Many paths are pursued to continuously improve the efficiency of photovoltaic solar cells and their environmental footprint.
Among these, the use of a passivated poly-silicon-on-oxide contact on both sides of a silicon substrate is a promising way of achieving high conversion efficiencies with single or multi-junction photovoltaic cells.
The CEA at INES is developing an approach known as "High Temperature Heterojunction" and has named it CARLAH: this architecture combines ultra-thin poly-Si layers, of a thickness ≤ 20 nm, with films of Transparent Conductive Oxide (TCO). Our teams have designed a simplified processing method that generates strong "external getter" effects (extraction of metallic impurities) suitable for low-cost crystalline silicon (c-Si) substrates with a low carbon footprint. The structures created are, moreover, compatible with integration in Perovskites/c-Si tandem cells.
However, the tin doped indium oxide (ITO), most commonly used today for the manufacture of photovoltaic cells with passivated contacts, presents limitations related to the available indium resources and its cost. The solar community is therefore looking for alternatives to these materials.
In order to improve the economical balance and environmental footprint of this type of cell, the ITO layers usually used on the front panel have been compared by our laboratories with Zinc (AZO) based layers on single junction structures. Like ITO, the AZO layers studied here are deposited by PVD, a process that facilitates their transfer to industry.

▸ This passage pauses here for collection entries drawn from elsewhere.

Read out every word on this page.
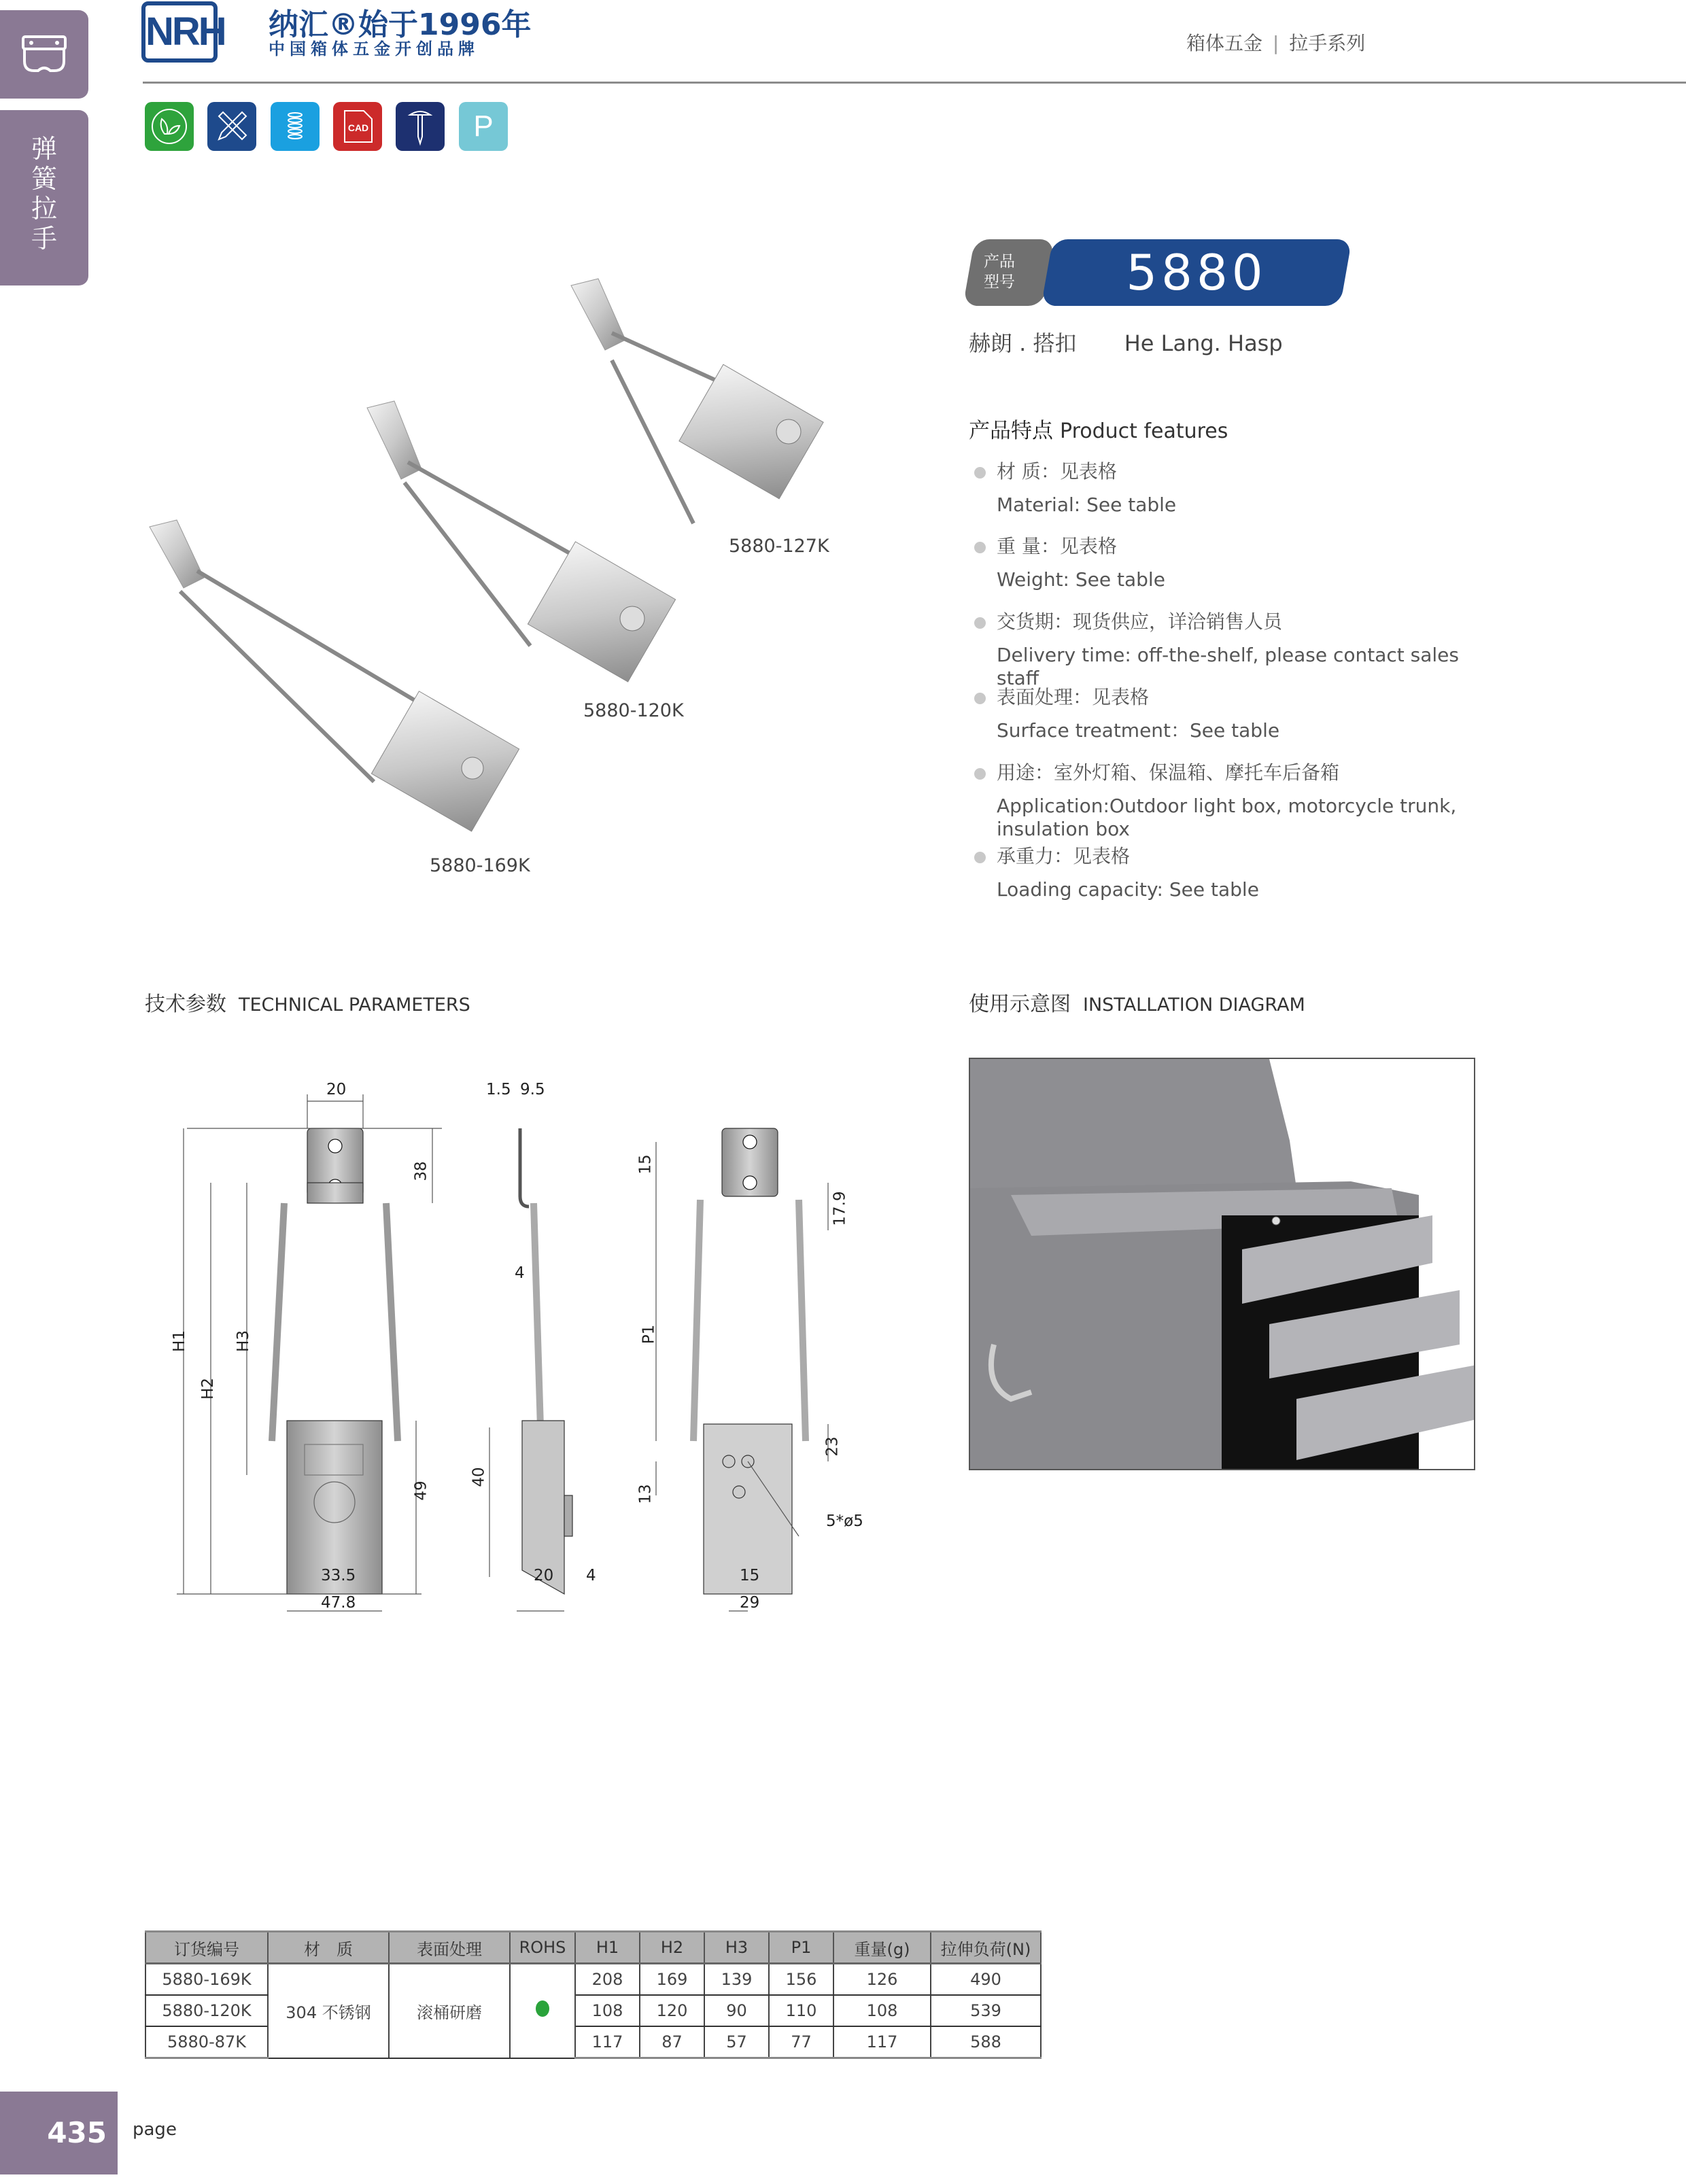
弹
簧
拉
手
NRH 纳汇®始于1996年
中国箱体五金开创品牌	箱体五金 | 拉手系列
CAD	P
5880-127K
5880-120K
5880-169K
产品
型号	5880
赫朗 . 搭扣 He Lang. Hasp
产品特点 Product features
材 质：见表格
Material: See table
重 量：见表格
Weight: See table
交货期：现货供应，详洽销售人员
Delivery time: off-the-shelf, please contact sales staff
表面处理：见表格
Surface treatment：See table
用途：室外灯箱、保温箱、摩托车后备箱
Application:Outdoor light box, motorcycle trunk, insulation box
承重力：见表格
Loading capacity: See table
技术参数 TECHNICAL PARAMETERS	使用示意图 INSTALLATION DIAGRAM
20
38
H1
H2
H3
49
33.5
47.8
1.5 9.5
4
40
20 4
15
17.9
P1
23
13
5*ø5
15
29
订货编号	材　质	表面处理	ROHS	H1	H2	H3	P1	重量(g)	拉伸负荷(N)
5880-169K	304 不锈钢	滚桶研磨		208	169	139	156	126	490
5880-120K				108	120	90	110	108	539
5880-87K				117	87	57	77	117	588
435	page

The CEA at INES has just obtained with its CARLAH architecture a record cell with an efficiency of 22.4% in industrial format (M2) on monocrystalline substrates. A world record for this type of cell, on an industrial scale, as far as we know.
This result is very promising on the way to high efficiency cells with passivated contacts free of Indium.
The results obtained on the CARLAH technology are fruit of a collaboration with the company IBS, of the ANR OXYGEN project and of a thesis co-financed by ADEME.